Narnian Ulster (II)

To begin with, I have found myself back in Ulster where I spent my childhood, and Lewis spent his. Ulster for Lewis, of course, had the pre-Partition geography. His childhood and youth knew nine counties., including Donegal, beloved still of all children for seaside holidays at Inver, Rathmullan and Portnoo. In addition, south of Carlingford, there is Co. Louth, once Cuchullain’s country, which stretched down south as far as modern Dundalk. This includes Annagassin, which later became familiar to Jack and Warnie through the Henrys. The Lewis brothers had a happy childhood, as long as their mother was alive. (She died of cancer in 1908, before Jack was 10, and Warnie three years older.) Surprised by Joy tells of those days, blest by good parents, good food, a large garden to play in, a good nurse, Lizzie Endicott from Co. Down, and kindly servants. We learn of his early paintings, drawings and stories, sometimes written down for him by his father. He writes of his first experiences of Joy, an unsatisfied desire which is more desirable than any other satisfaction. Their mother’s death separated them from their father in his frantic grief. All settled happiness came to an end. No wonder Jack Lewis went back to those former sunlit days in his imagination when he wrote the Narnia books. Their Ewart cousins later took them on drives and picnics: perhaps to the places that were to become the essence of Narnia: we don’t know when he first saw the Carlingford/Rostrevor area.

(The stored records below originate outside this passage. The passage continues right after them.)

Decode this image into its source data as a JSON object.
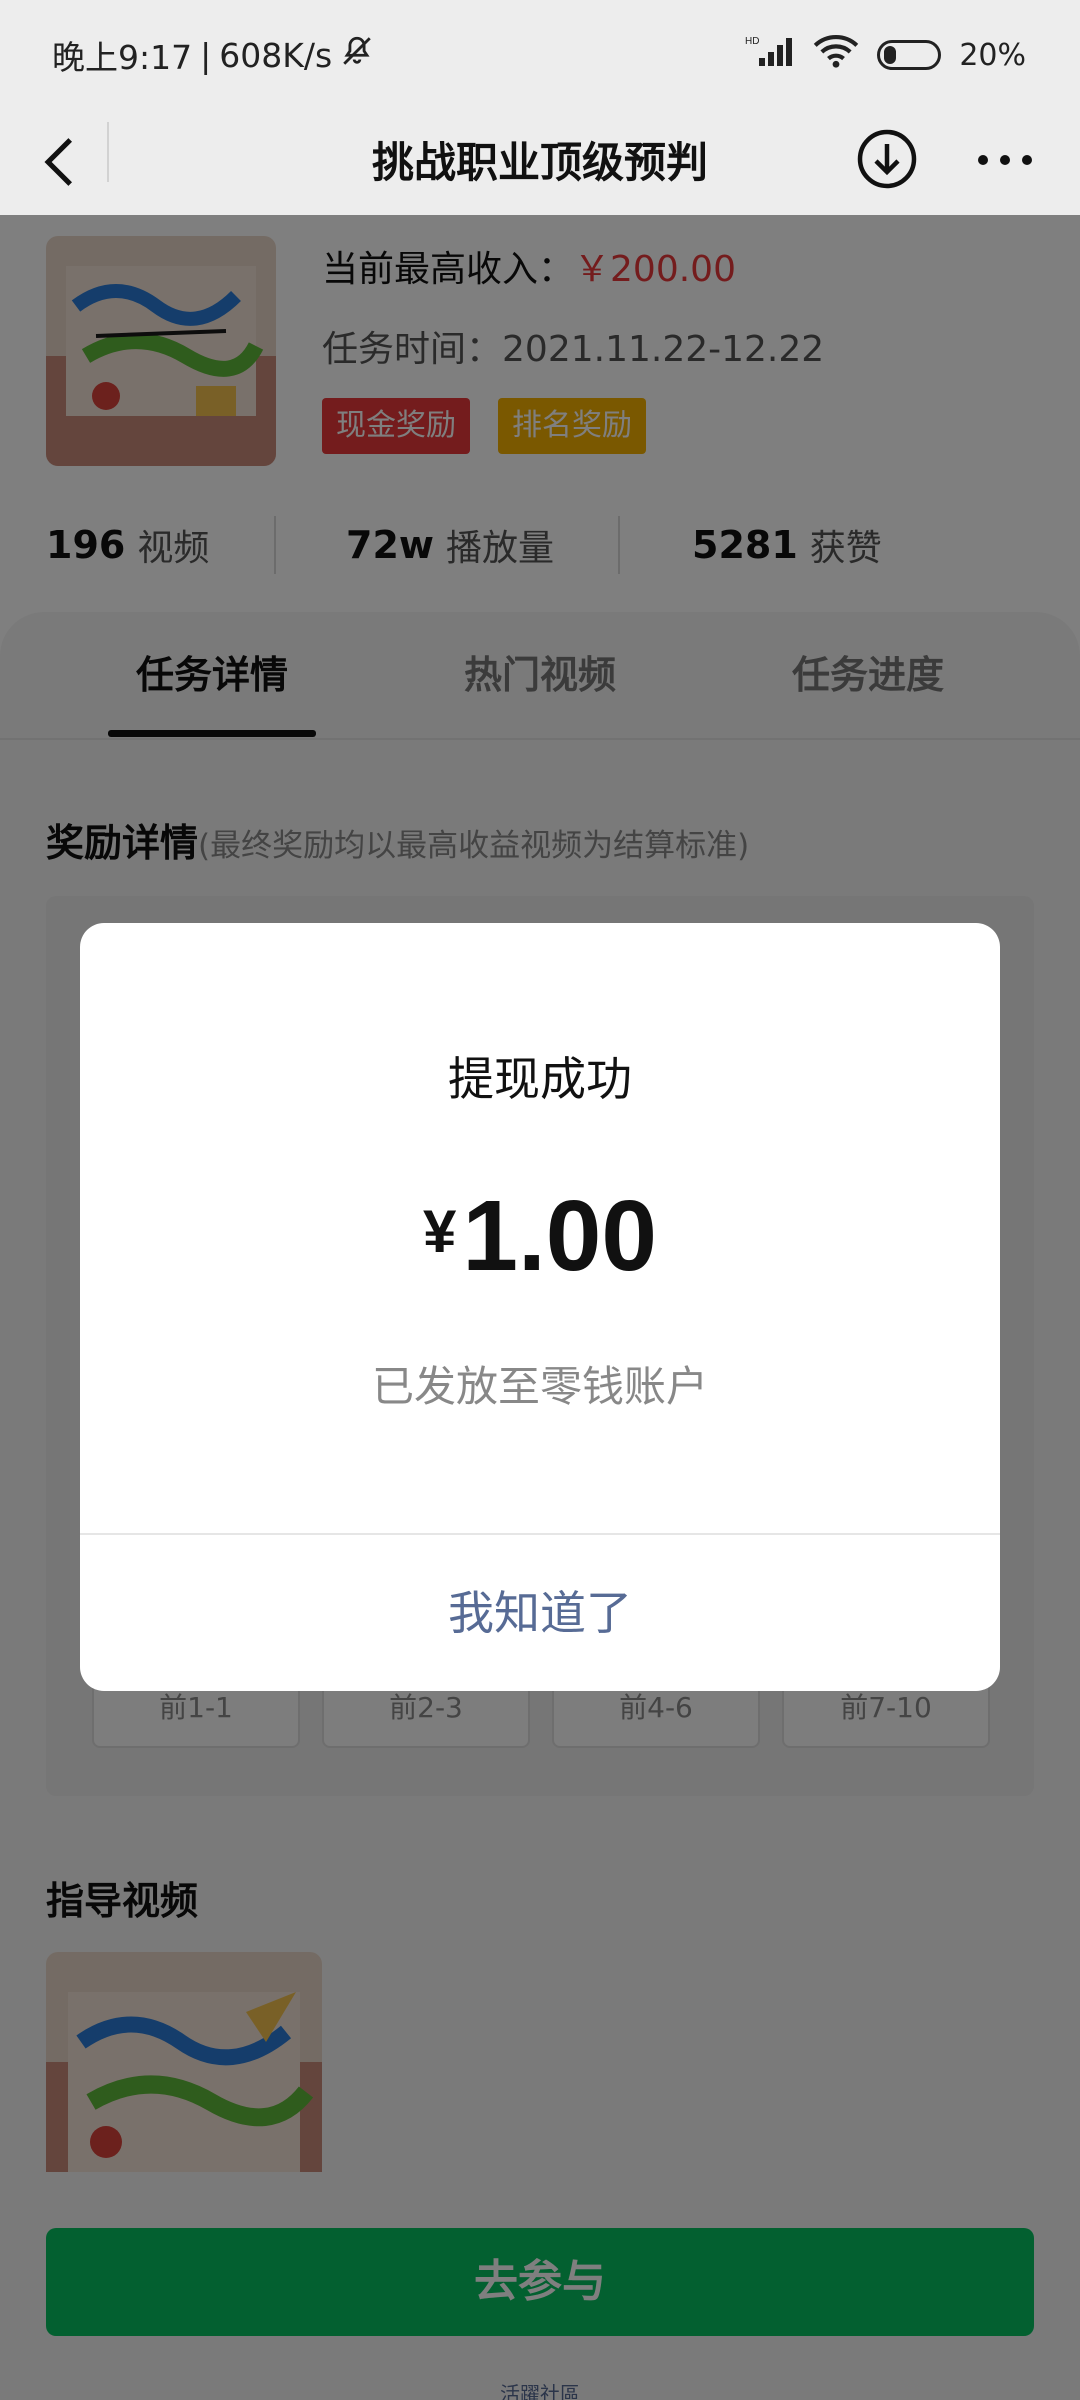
{
  "status_bar": {
    "time": "晚上9:17",
    "speed": "608K/s",
    "network": "HD",
    "battery": "20%"
  },
  "nav": {
    "title": "挑战职业顶级预判"
  },
  "task": {
    "income_label": "当前最高收入：",
    "income_value": "￥200.00",
    "time_label": "任务时间：",
    "time_value": "2021.11.22-12.22",
    "tags": [
      "现金奖励",
      "排名奖励"
    ]
  },
  "stats": [
    {
      "value": "196",
      "label": "视频"
    },
    {
      "value": "72w",
      "label": "播放量"
    },
    {
      "value": "5281",
      "label": "获赞"
    }
  ],
  "tabs": [
    "任务详情",
    "热门视频",
    "任务进度"
  ],
  "reward_section": {
    "title": "奖励详情",
    "note": "(最终奖励均以最高收益视频为结算标准)",
    "ranks": [
      "前1-1",
      "前2-3",
      "前4-6",
      "前7-10"
    ]
  },
  "guide_section": {
    "title": "指导视频"
  },
  "join_button": "去参与",
  "footer_link": "活躍社區",
  "dialog": {
    "title": "提现成功",
    "currency": "¥",
    "amount": "1.00",
    "subtitle": "已发放至零钱账户",
    "confirm": "我知道了"
  },
  "colors": {
    "price_red": "#e8393a",
    "cash_tag": "#e8393a",
    "rank_tag": "#f5b100",
    "primary_green": "#07c160",
    "link_blue": "#576b95"
  }
}
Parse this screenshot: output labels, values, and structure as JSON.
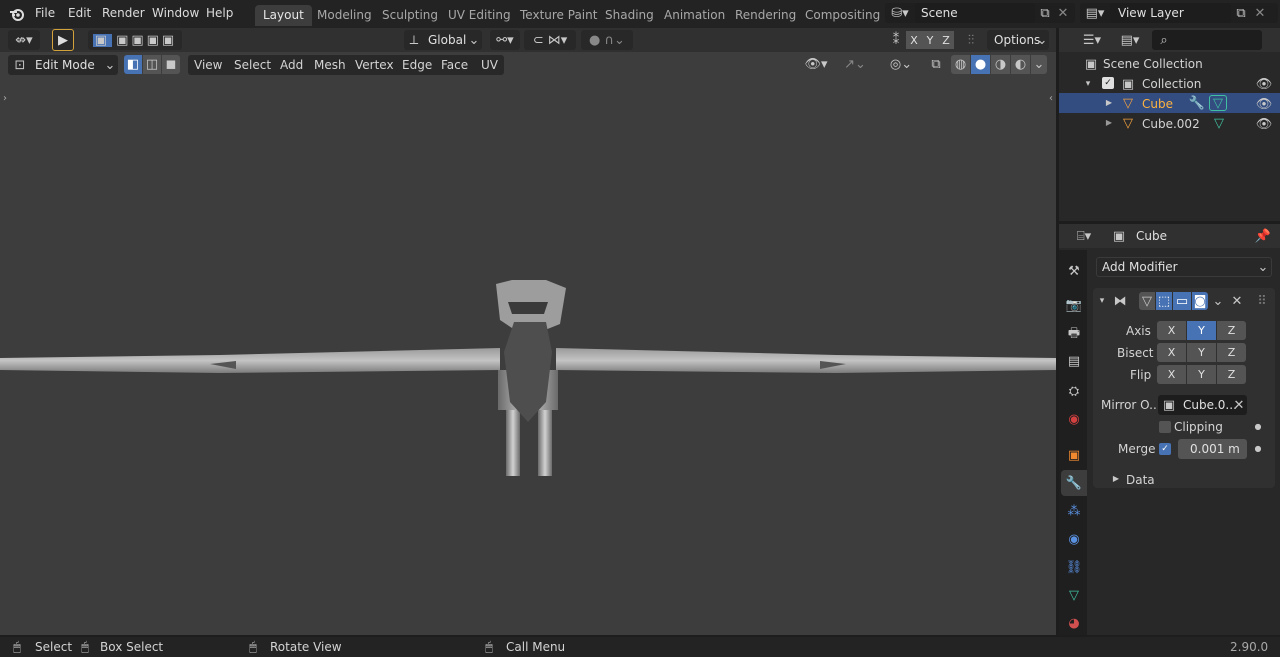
{
  "menu": [
    "File",
    "Edit",
    "Render",
    "Window",
    "Help"
  ],
  "workspaces": [
    "Layout",
    "Modeling",
    "Sculpting",
    "UV Editing",
    "Texture Paint",
    "Shading",
    "Animation",
    "Rendering",
    "Compositing"
  ],
  "scene": "Scene",
  "view_layer": "View Layer",
  "toolbar": {
    "orientation": "Global",
    "options": "Options",
    "x": "X",
    "y": "Y",
    "z": "Z"
  },
  "header": {
    "mode": "Edit Mode",
    "menus": [
      "View",
      "Select",
      "Add",
      "Mesh",
      "Vertex",
      "Edge",
      "Face",
      "UV"
    ]
  },
  "outliner": {
    "items": [
      {
        "label": "Scene Collection"
      },
      {
        "label": "Collection"
      },
      {
        "label": "Cube"
      },
      {
        "label": "Cube.002"
      }
    ]
  },
  "properties": {
    "object": "Cube",
    "add_modifier": "Add Modifier",
    "axis_label": "Axis",
    "bisect_label": "Bisect",
    "flip_label": "Flip",
    "mirror_label": "Mirror O...",
    "mirror_value": "Cube.0...",
    "clipping": "Clipping",
    "merge_label": "Merge",
    "merge_value": "0.001 m",
    "data": "Data",
    "x": "X",
    "y": "Y",
    "z": "Z"
  },
  "status": {
    "select": "Select",
    "box_select": "Box Select",
    "rotate": "Rotate View",
    "call_menu": "Call Menu",
    "version": "2.90.0"
  }
}
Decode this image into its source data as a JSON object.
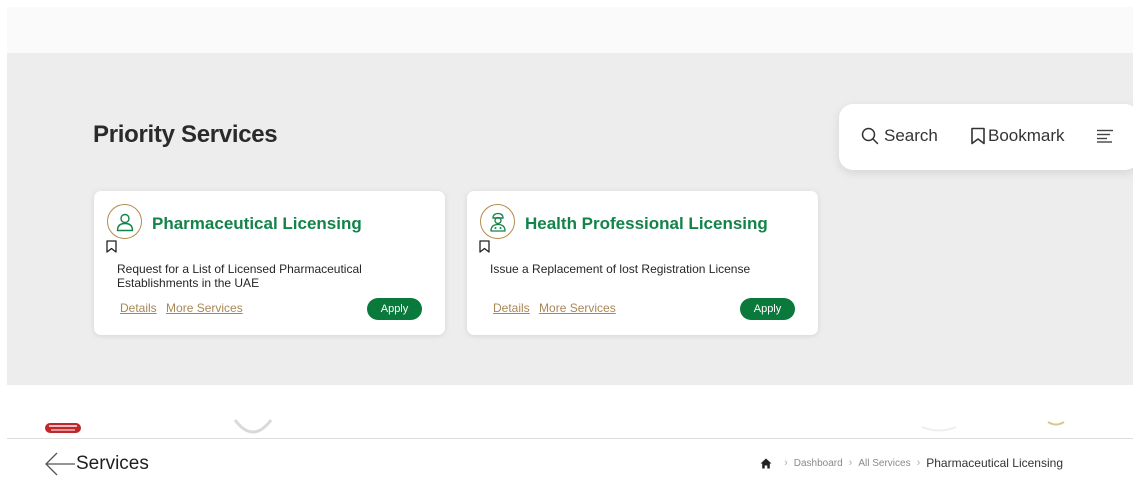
{
  "priority_section": {
    "title": "Priority Services"
  },
  "floating_bar": {
    "search_label": "Search",
    "bookmark_label": "Bookmark",
    "icons": [
      "search-icon",
      "bookmark-icon",
      "menu-lines-icon"
    ]
  },
  "cards": [
    {
      "title": "Pharmaceutical Licensing",
      "icon": "user-outline-icon",
      "description": "Request for a List of Licensed Pharmaceutical Establishments in the UAE",
      "details_label": "Details",
      "more_services_label": "More Services",
      "apply_label": "Apply"
    },
    {
      "title": "Health Professional Licensing",
      "icon": "doctor-icon",
      "description": "Issue a Replacement of lost Registration License",
      "details_label": "Details",
      "more_services_label": "More Services",
      "apply_label": "Apply"
    }
  ],
  "page_header": {
    "title": "Services",
    "back_icon": "back-arrow-icon"
  },
  "breadcrumb": {
    "home_icon": "home-icon",
    "items": [
      "Dashboard",
      "All Services"
    ],
    "current": "Pharmaceutical Licensing"
  },
  "colors": {
    "brand_green": "#13834a",
    "apply_green": "#0a7a3c",
    "gold_accent": "#b28b4c",
    "link_gold": "#a98755",
    "band_gray": "#ededed"
  }
}
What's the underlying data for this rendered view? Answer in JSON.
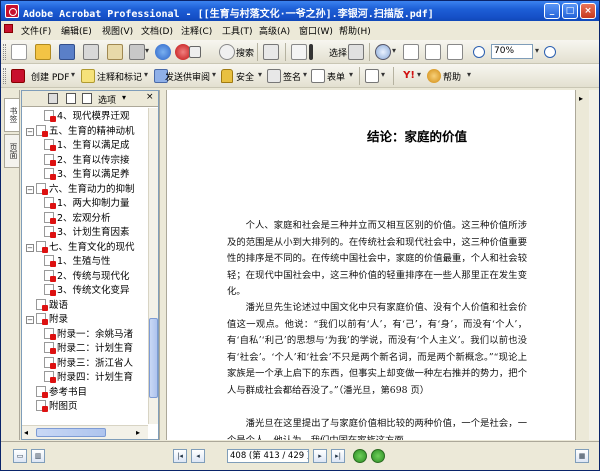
{
  "window": {
    "title": "Adobe Acrobat Professional - [[生育与村落文化·一爷之孙].李银河.扫描版.pdf]",
    "minimize": "_",
    "maximize": "□",
    "close": "×"
  },
  "menu": [
    "文件(F)",
    "编辑(E)",
    "视图(V)",
    "文档(D)",
    "注释(C)",
    "工具(T)",
    "高级(A)",
    "窗口(W)",
    "帮助(H)"
  ],
  "toolbar1": {
    "search_label": "搜索",
    "select_label": "选择",
    "zoom_value": "70%"
  },
  "toolbar2": {
    "create_pdf": "创建 PDF",
    "comment_markup": "注释和标记",
    "send_review": "发送供审阅",
    "security": "安全",
    "sign": "签名",
    "forms": "表单",
    "help": "帮助"
  },
  "navtabs": [
    "书签",
    "页面"
  ],
  "bookmarks": {
    "options_label": "选项",
    "items": [
      {
        "level": 2,
        "text": "4、现代模界迁观",
        "toggle": ""
      },
      {
        "level": 1,
        "text": "五、生育的精神动机",
        "toggle": "−"
      },
      {
        "level": 2,
        "text": "1、生育以满足成",
        "toggle": ""
      },
      {
        "level": 2,
        "text": "2、生育以传宗接",
        "toggle": ""
      },
      {
        "level": 2,
        "text": "3、生育以满足养",
        "toggle": ""
      },
      {
        "level": 1,
        "text": "六、生育动力的抑制",
        "toggle": "−"
      },
      {
        "level": 2,
        "text": "1、两大抑制力量",
        "toggle": ""
      },
      {
        "level": 2,
        "text": "2、宏观分析",
        "toggle": ""
      },
      {
        "level": 2,
        "text": "3、计划生育因素",
        "toggle": ""
      },
      {
        "level": 1,
        "text": "七、生育文化的现代",
        "toggle": "−"
      },
      {
        "level": 2,
        "text": "1、生殖与性",
        "toggle": ""
      },
      {
        "level": 2,
        "text": "2、传统与现代化",
        "toggle": ""
      },
      {
        "level": 2,
        "text": "3、传统文化变异",
        "toggle": ""
      },
      {
        "level": 1,
        "text": "跋语",
        "toggle": ""
      },
      {
        "level": 1,
        "text": "附录",
        "toggle": "−"
      },
      {
        "level": 2,
        "text": "附录一：余姚马渚",
        "toggle": ""
      },
      {
        "level": 2,
        "text": "附录二：计划生育",
        "toggle": ""
      },
      {
        "level": 2,
        "text": "附录三：浙江省人",
        "toggle": ""
      },
      {
        "level": 2,
        "text": "附录四：计划生育",
        "toggle": ""
      },
      {
        "level": 1,
        "text": "参考书目",
        "toggle": ""
      },
      {
        "level": 1,
        "text": "附图页",
        "toggle": ""
      }
    ]
  },
  "document": {
    "heading": "结论：家庭的价值",
    "para1": "个人、家庭和社会是三种并立而又相互区别的价值。这三种价值所涉及的范围是从小到大排列的。在传统社会和现代社会中，这三种价值重要性的排序是不同的。在传统中国社会中，家庭的价值最重，个人和社会较轻；在现代中国社会中，这三种价值的轻重排序在一些人那里正在发生变化。",
    "para2": "潘光旦先生论述过中国文化中只有家庭价值、没有个人价值和社会价值这一观点。他说：“我们以前有‘人’，有‘己’，有‘身’，而没有‘个人’，有‘自私’‘利己’的思想与‘为我’的学说，而没有‘个人主义’。我们以前也没有‘社会’。‘个人’和‘社会’不只是两个新名词，而是两个新概念。”“现论上家族是一个承上启下的东西，但事实上却变做一种左右推并的势力，把个人与群成社会都给吞没了。”（潘光旦，第698 页）",
    "para3": "潘光旦在这里提出了与家庭价值相比较的两种价值，一个是社会，一个是个人。他认为，我们中国在家族这方面"
  },
  "status": {
    "page_indicator": "408 (第 413 / 429 页)"
  }
}
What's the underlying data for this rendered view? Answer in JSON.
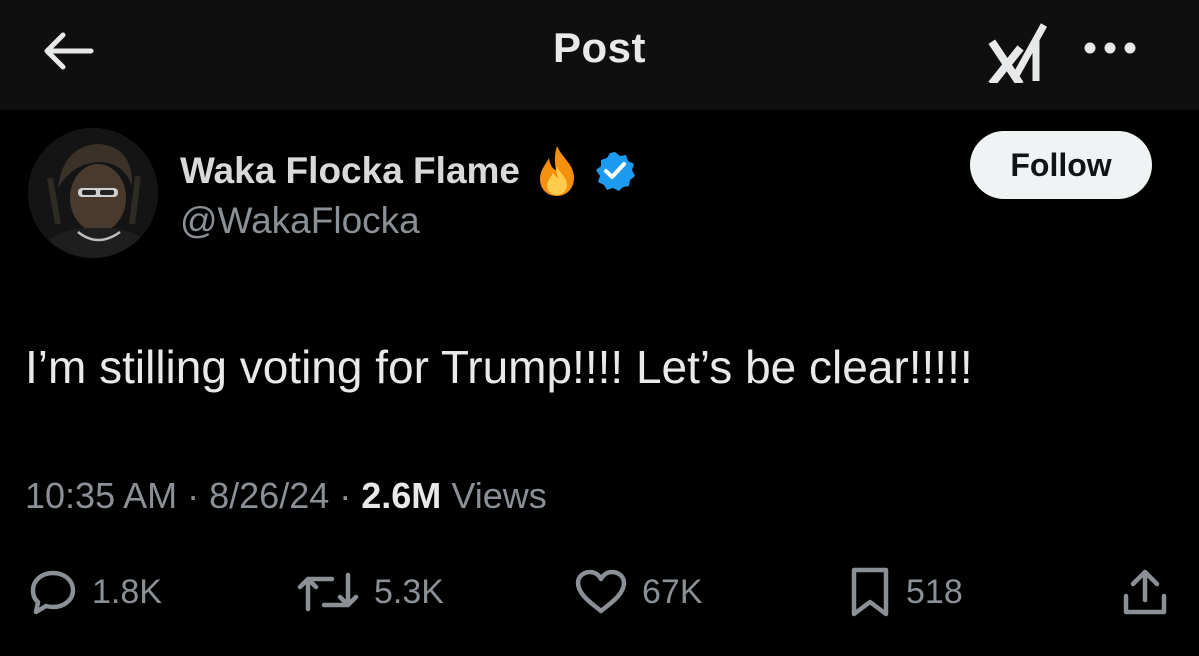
{
  "header": {
    "title": "Post",
    "back_icon": "arrow-left-icon",
    "grok_icon": "grok-icon",
    "more_icon": "more-horizontal-icon"
  },
  "author": {
    "display_name": "Waka Flocka Flame",
    "emoji": "fire-icon",
    "verified_icon": "verified-badge-icon",
    "verified_color": "#1d9bf0",
    "handle": "@WakaFlocka",
    "follow_label": "Follow"
  },
  "post": {
    "text": "I’m stilling voting for Trump!!!! Let’s be clear!!!!!",
    "time": "10:35 AM",
    "date": "8/26/24",
    "views_count": "2.6M",
    "views_label": "Views"
  },
  "actions": {
    "replies": "1.8K",
    "reposts": "5.3K",
    "likes": "67K",
    "bookmarks": "518"
  }
}
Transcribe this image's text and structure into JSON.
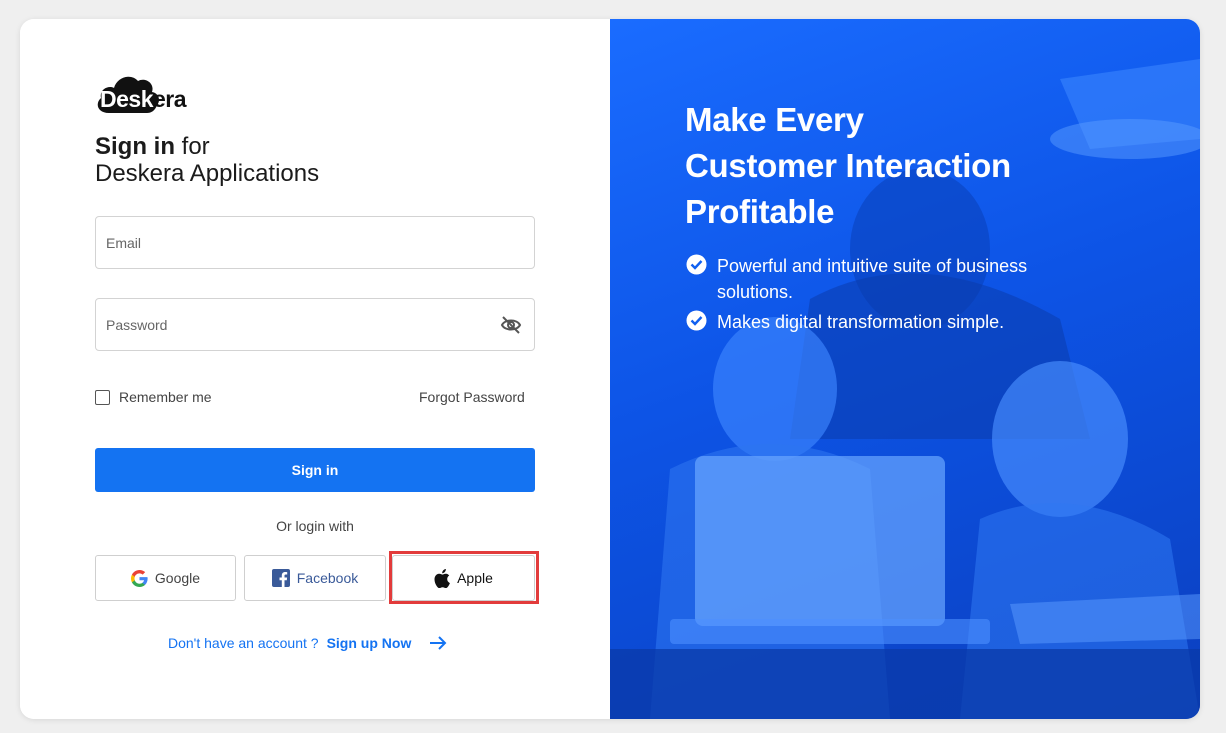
{
  "logo": {
    "text_main": "Desk",
    "text_tail": "era"
  },
  "heading": {
    "bold": "Sign in",
    "light": " for",
    "line2": "Deskera Applications"
  },
  "form": {
    "email_placeholder": "Email",
    "password_placeholder": "Password",
    "remember_label": "Remember me",
    "forgot_label": "Forgot Password",
    "signin_label": "Sign in",
    "or_label": "Or login with"
  },
  "social": {
    "google_label": "Google",
    "facebook_label": "Facebook",
    "apple_label": "Apple"
  },
  "signup": {
    "question": "Don't have an account ?",
    "link": "Sign up Now"
  },
  "hero": {
    "title_line1": "Make Every",
    "title_line2": "Customer Interaction",
    "title_line3": "Profitable",
    "bullets": [
      "Powerful and intuitive suite of business solutions.",
      "Makes digital transformation simple."
    ]
  },
  "colors": {
    "primary": "#1473f2",
    "hero_blue": "#0d54e6",
    "highlight": "#e23b3b"
  },
  "icons": [
    "eye-off-icon",
    "google-icon",
    "facebook-icon",
    "apple-icon",
    "arrow-right-icon",
    "check-circle-icon"
  ]
}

The Christian values of home were not to survive his first boarding school, and he became an atheist. So was W. T. Kirkpatrick, his later splendid private tutor, a man of brilliant intellect, and sound values of moral law. Jack’s love of mythology (Greek, Irish and Norse) prevented his becoming a materialist. He was a lover of fairy tales all his life, and knew well.the great sagas and fairy tales of Ireland. Walter Hooper remembers that ‘if you want to plunge into ...the very quiddity of some Narnian countyside, you must go to what Lewis considered the lovliest spot he had ever seen’ - the Carlingford Lough area, with its sea, woods and mountains. Jack would have known from The Cattleraid of Cooley of these parts: Cooley point is on the eastern edge of the Carlingford peninsula. Jack and Warnie came to know the area well when they stayed with the Henrys at Golden Arrow cottage, Annagassin. Vera Henry, Mrs. Moore’s goddaughter, had acted as maid at the Kilns for some time, and they were all very fond of her; she died suddenly in 1953, to their grief. When I went to see her brother, Major Frank Henry in the Abbeyfield Home near Rostrevor in 1994, he told me with such pleasure of the trips in his car, and Jack’s typical Ulster punctiliousness in paying for all the petrol and expenses involved. Ulster people are practical: "Never forget to wipe your sword" all Narnian heros are told.